Global analysis: the space of knotted protein structures. (a) Isomap embedding of the space of trefoil-knotted proteins equipped with the Wasserstein distance on persistence diagrams (see electronic supplementary material, section 2). Given a distance matrix, isomap produces a configuration, two dimensional in our case, such that the new distance between any two objects is preserved as much as possible. The embedding forms clusters corresponding to sequence homology classes. The embedding successfully clusters by depth category. (b) Isomap embedding of the space of trefoil-knotted proteins equipped with the distance on persistence landscape. For a definition of this distance, see electronic supplementary material, section 2. The embedding forms clusters corresponding to sequence homology classes. The embedding successfully clusters by depth category. (c) Average persistence landscapes generated from the sequence homology classes with representative (i) 6RQQ and (ii) 3ZNC. Although these classes are not separated in the isomap embeddings in (a,b), a randomization test confirms that the difference in their average landscapes is statistically significant (p ≈ 0.003).

Figure 3.

Local analysis: geometry of homologous protein substructures. (a) Two homologous proteins, 3KZK (blue, knotted) and 4JQO (orange, unknotted), overlaid.
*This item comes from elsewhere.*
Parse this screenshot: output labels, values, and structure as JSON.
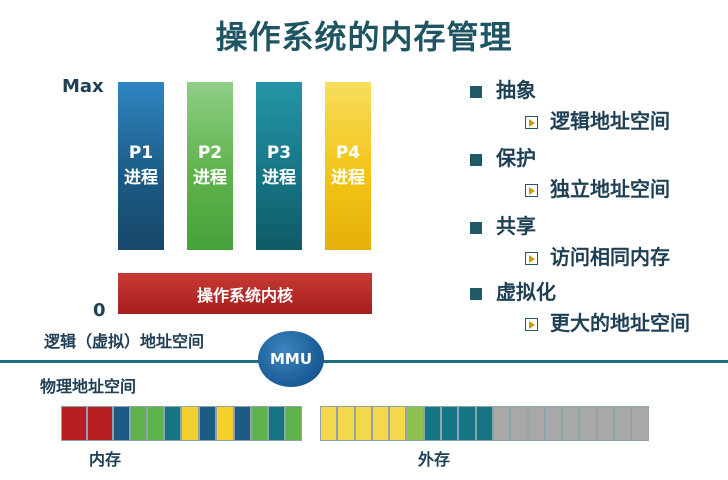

These proteins have almost superimposable structures, but differ as knots by a crossing change localized within the red ellipse. The knot core in 3KZK and its corresponding structure in 4JQO are highlighted by showing the remaining parts in lighter shades of orange and blue. A close-up of the local configurations causing the topological change is shown in (a)(ii). A strand movement transforms the deeply knotted 3KZK into the unknotted 4JQO. (b) Average persistence landscapes generated from knotted (top) and unknotted (bottom) protein chains. The peak in λ₂ (orange) centred at t ≈ 9 in the knotted case corresponds to a generator c for the PH of the knotted chains which does not arise in the PH of the unknotted chains. (c) The backbone of 3KZK. Violet segments indicate the knot core. The cycle representing the PH generator c is plotted in red and pink, where the pink segments show simplices in c that are not part of the 3KZK curve. Note that c is positioned close to the knot core and, more specifically, close to the crossings responsible for the non-trivial entanglement. Further, c intersects the arc that needs to be pushed to untangle the curve. (d) Heat map showing the distances between the λ₂ landscapes for the proteins in the AOTCase and OTCase families. The two distinct purple squares demonstrate sufficient similarity in each class for the average λ₂ landscapes to be faithful representatives for each class.